Hotelzinho, Weasel?”


“Cala a boca. Nós vamos sair hoje, não vamos? Mal iremos ficar no hotel.”


“Certo. Mas não me agarre.”


“Como se eu estivesse tão desesperada.” Revirou os olhos.


A curta viagem de táxi correu silenciosamente, com os dois apenas apreciando a paisagem. Chegando ao hotel, Gina pôde ver que não era tão ruim. Era rústico, com um aspecto vitoriano; havia gostado, ao contrario de Draco.


“Pronto, pedi dois quartos.” Falou, caminhando em direção a um corredor cheio de portas.


Caminhou durante um tempo a procura de seu quarto. Onde estava com a cabeça? Amaldiçoou-se. Passar uma noite em Viena com Draco Malfoy, fugitivo da guerra?

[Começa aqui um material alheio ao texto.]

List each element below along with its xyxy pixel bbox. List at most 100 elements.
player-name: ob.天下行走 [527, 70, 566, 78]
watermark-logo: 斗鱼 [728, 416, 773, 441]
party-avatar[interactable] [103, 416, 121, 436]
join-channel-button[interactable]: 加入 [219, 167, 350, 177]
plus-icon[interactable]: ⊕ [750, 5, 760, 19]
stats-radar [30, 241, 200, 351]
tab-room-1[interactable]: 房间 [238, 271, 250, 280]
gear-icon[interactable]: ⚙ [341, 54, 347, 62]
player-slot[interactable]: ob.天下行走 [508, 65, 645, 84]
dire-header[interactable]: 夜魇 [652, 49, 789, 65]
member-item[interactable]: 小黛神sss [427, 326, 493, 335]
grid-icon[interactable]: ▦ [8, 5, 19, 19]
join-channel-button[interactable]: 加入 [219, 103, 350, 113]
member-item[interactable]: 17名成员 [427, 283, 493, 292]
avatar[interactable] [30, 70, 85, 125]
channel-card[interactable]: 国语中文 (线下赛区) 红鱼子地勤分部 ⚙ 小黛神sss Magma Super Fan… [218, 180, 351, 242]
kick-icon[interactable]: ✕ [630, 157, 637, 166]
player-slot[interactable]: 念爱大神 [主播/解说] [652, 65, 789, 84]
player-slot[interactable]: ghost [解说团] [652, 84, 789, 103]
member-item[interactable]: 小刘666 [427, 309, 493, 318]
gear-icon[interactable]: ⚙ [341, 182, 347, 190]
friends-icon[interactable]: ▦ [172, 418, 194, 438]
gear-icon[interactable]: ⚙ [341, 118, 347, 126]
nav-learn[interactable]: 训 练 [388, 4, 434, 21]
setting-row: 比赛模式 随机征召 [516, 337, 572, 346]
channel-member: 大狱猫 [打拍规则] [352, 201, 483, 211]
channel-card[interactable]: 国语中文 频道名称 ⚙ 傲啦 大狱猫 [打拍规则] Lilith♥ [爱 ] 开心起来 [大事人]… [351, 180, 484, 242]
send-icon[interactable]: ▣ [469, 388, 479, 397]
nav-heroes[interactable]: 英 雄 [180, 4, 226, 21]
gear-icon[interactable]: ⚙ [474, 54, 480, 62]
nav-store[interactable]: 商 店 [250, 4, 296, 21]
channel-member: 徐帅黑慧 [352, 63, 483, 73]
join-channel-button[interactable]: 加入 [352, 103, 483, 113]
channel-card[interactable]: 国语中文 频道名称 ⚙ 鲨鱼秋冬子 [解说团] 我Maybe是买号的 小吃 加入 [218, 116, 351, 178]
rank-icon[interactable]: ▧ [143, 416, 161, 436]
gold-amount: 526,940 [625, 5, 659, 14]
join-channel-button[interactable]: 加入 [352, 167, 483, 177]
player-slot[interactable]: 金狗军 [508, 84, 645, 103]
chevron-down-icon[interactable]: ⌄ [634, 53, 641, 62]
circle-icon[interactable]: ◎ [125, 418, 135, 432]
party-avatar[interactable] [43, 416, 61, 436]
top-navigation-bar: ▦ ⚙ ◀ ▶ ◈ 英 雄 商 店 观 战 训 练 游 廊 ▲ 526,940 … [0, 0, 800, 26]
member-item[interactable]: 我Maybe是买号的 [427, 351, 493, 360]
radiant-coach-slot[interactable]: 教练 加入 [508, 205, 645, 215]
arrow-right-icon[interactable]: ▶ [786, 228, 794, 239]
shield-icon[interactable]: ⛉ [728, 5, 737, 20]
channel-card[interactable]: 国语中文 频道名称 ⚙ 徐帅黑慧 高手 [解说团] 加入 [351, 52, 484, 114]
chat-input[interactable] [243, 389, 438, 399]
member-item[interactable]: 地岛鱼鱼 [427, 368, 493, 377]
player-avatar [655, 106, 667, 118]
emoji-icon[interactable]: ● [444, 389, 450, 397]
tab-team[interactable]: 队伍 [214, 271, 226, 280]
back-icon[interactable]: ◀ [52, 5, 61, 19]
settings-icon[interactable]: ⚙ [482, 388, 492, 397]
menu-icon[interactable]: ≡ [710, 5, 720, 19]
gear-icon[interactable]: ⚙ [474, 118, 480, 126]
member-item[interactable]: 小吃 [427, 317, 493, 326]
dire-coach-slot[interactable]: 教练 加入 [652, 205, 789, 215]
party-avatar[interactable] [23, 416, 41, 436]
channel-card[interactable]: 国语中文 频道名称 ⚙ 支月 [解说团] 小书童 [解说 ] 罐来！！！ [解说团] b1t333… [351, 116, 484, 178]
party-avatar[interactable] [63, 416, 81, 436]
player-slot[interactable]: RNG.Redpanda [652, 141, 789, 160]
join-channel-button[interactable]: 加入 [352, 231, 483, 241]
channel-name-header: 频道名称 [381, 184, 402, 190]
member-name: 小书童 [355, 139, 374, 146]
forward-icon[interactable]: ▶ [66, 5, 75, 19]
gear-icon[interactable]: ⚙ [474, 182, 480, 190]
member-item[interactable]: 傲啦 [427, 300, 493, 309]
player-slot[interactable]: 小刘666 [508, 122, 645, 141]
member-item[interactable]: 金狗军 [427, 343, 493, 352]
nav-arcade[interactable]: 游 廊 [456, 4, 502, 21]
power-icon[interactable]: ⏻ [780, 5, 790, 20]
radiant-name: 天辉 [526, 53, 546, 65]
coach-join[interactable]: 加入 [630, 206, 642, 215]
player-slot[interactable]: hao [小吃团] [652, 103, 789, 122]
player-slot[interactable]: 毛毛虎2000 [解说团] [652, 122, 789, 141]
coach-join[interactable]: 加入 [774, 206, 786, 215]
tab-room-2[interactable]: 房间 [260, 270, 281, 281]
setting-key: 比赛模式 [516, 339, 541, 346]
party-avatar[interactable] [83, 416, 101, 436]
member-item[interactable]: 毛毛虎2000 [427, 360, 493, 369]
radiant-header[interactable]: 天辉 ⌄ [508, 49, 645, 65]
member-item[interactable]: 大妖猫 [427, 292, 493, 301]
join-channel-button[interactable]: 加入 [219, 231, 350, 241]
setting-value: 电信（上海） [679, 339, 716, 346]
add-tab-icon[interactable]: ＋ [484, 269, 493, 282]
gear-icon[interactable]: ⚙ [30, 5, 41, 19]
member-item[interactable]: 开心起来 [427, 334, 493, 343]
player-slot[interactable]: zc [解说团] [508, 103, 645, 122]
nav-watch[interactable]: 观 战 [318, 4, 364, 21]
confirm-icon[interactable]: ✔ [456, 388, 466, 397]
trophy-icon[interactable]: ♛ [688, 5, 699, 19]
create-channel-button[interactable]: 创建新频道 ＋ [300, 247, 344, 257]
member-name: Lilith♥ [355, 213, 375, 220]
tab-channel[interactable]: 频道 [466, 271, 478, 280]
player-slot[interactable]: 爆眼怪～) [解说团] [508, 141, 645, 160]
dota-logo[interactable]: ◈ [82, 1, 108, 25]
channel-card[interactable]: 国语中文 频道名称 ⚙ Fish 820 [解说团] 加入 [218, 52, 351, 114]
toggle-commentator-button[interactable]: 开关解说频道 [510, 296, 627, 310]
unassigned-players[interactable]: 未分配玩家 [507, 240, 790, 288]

Mas ninguém saberia quem eles eram ali. Eram apenas Draco e Gina e eles não eram os únicos Draco e Gina da terra.


Checou-se mais uma vez no espelho e sorriu, estava feliz com o resultado, algo básico. Um vestido curto branco, sandálias sem salto (rasteiras) e um sobretudo branco por cima. Os cabelos ruivos presos em um rabo de cavalo e o rosto maquiado levemente. Abriu a porta de seu quarto e deu de cara com Draco Malfoy trajando uma calça social preta, acompanhada por uma blusa também social, sendo que branca que combinava perfeitamente com seu cabelo loiro molhado que teimava em cair em seus olhos.


“Vamos à Viena então, Weasel.” Sorriu. “Mas, por favor, não me agarre.” Brincou.